Starver; If I remember right, Spore solved this problem by storing all the surfaces of the planets on cubes, and sort of inflating them into spheres. Not a perfect solution as you get different kinds of distortion, but it's not as obvious.
Well, that makes me happier about the icosahedral idea, seeing as it's going to be less noticably distorted about the vertex[1] than a cube.
The 'only' complication being that there's a lot more trigonometry involved to make it accurate (and the "golden ratio" factor of (1+root(5))/2 being just the start of a long line of non-integer mathematics involved), and upon deciding the conventions when it comes to triangle and sub-triangle orientation and thus how a target lat/lon (range) converts to the arbitrary level of subtriangles.
I did originally consider a cylindrical approach (two circular projections based around the poles meeting a one-way-wrapping equatorial projection), each of which I could ensure contained no distortion artefacts, relative to the form of local geometry they use, but I didn't like idea of having to fudge the interface between so that it wasn't overly obvious. Making it triangle-against-triangle at all levels means it doesn't suffer from that problem.

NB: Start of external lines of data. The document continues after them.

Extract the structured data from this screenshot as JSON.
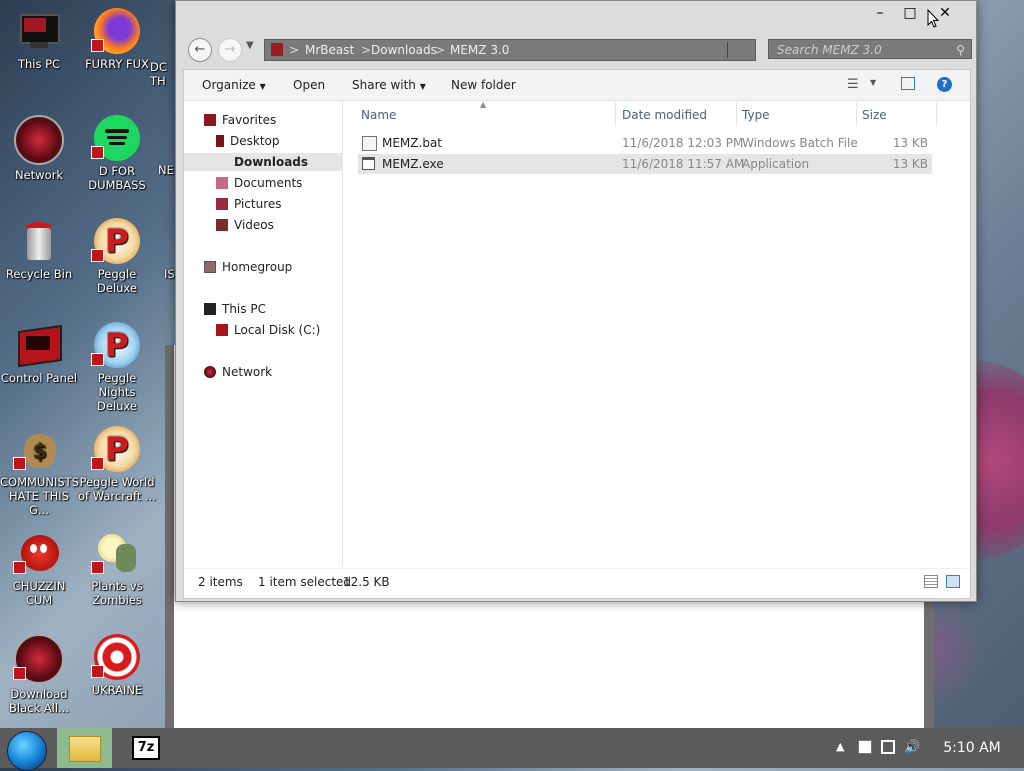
{
  "desktop": {
    "icons": [
      {
        "label": "This PC"
      },
      {
        "label": "FURRY FUX"
      },
      {
        "label": "Network"
      },
      {
        "label": "D FOR DUMBASS"
      },
      {
        "label": "Recycle Bin"
      },
      {
        "label": "Peggle Deluxe"
      },
      {
        "label": "Control Panel"
      },
      {
        "label": "Peggle Nights Deluxe"
      },
      {
        "label": "COMMUNISTS HATE THIS G..."
      },
      {
        "label": "Peggle World of Warcraft ..."
      },
      {
        "label": "CHUZZIN CUM"
      },
      {
        "label": "Plants vs Zombies"
      },
      {
        "label": "Download Black All..."
      },
      {
        "label": "UKRAINE"
      }
    ],
    "partial_icons": [
      "DC TH",
      "NE",
      "IS"
    ]
  },
  "explorer": {
    "window_controls": {
      "minimize": "–",
      "maximize": "□",
      "close": "✕"
    },
    "breadcrumb": [
      "MrBeast",
      "Downloads",
      "MEMZ 3.0"
    ],
    "breadcrumb_sep": ">",
    "search_placeholder": "Search MEMZ 3.0",
    "toolbar": {
      "organize": "Organize",
      "open": "Open",
      "share_with": "Share with",
      "new_folder": "New folder"
    },
    "nav": {
      "favorites": "Favorites",
      "favorites_items": [
        "Desktop",
        "Downloads",
        "Documents",
        "Pictures",
        "Videos"
      ],
      "homegroup": "Homegroup",
      "this_pc": "This PC",
      "local_disk": "Local Disk (C:)",
      "network": "Network"
    },
    "columns": [
      "Name",
      "Date modified",
      "Type",
      "Size"
    ],
    "files": [
      {
        "name": "MEMZ.bat",
        "date": "11/6/2018 12:03 PM",
        "type": "Windows Batch File",
        "size": "13 KB"
      },
      {
        "name": "MEMZ.exe",
        "date": "11/6/2018 11:57 AM",
        "type": "Application",
        "size": "13 KB"
      }
    ],
    "status": {
      "count": "2 items",
      "selected": "1 item selected",
      "size": "12.5 KB"
    }
  },
  "taskbar": {
    "app_7z": "7z",
    "clock": "5:10 AM"
  },
  "colors": {
    "taskbar": "#5b5b5b",
    "selection": "#e5e5e5",
    "shortcut_badge": "#c0161b"
  }
}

Anyway, I'm digressing from the reason behind this thread. Heavily. Apologies.
[1] If I wasn't further subdividing the triangles, anyway, to eventually make it beyond geodesic with subtly non-equilateral triangles[2], it would be 300 degrees around the icosahedral vertex, as opposed to 270 around the cube.
[2] Which, in the end, just lets me defines a planar mesh that at a local level is semi-Euclidean without so much complication regarding polar singularities and mapping to/from the extreme upper and lower edges of a planar map. I can far easier handle triangles (and its four sub-triangles, defined by the lines linking the midpoints of its sides).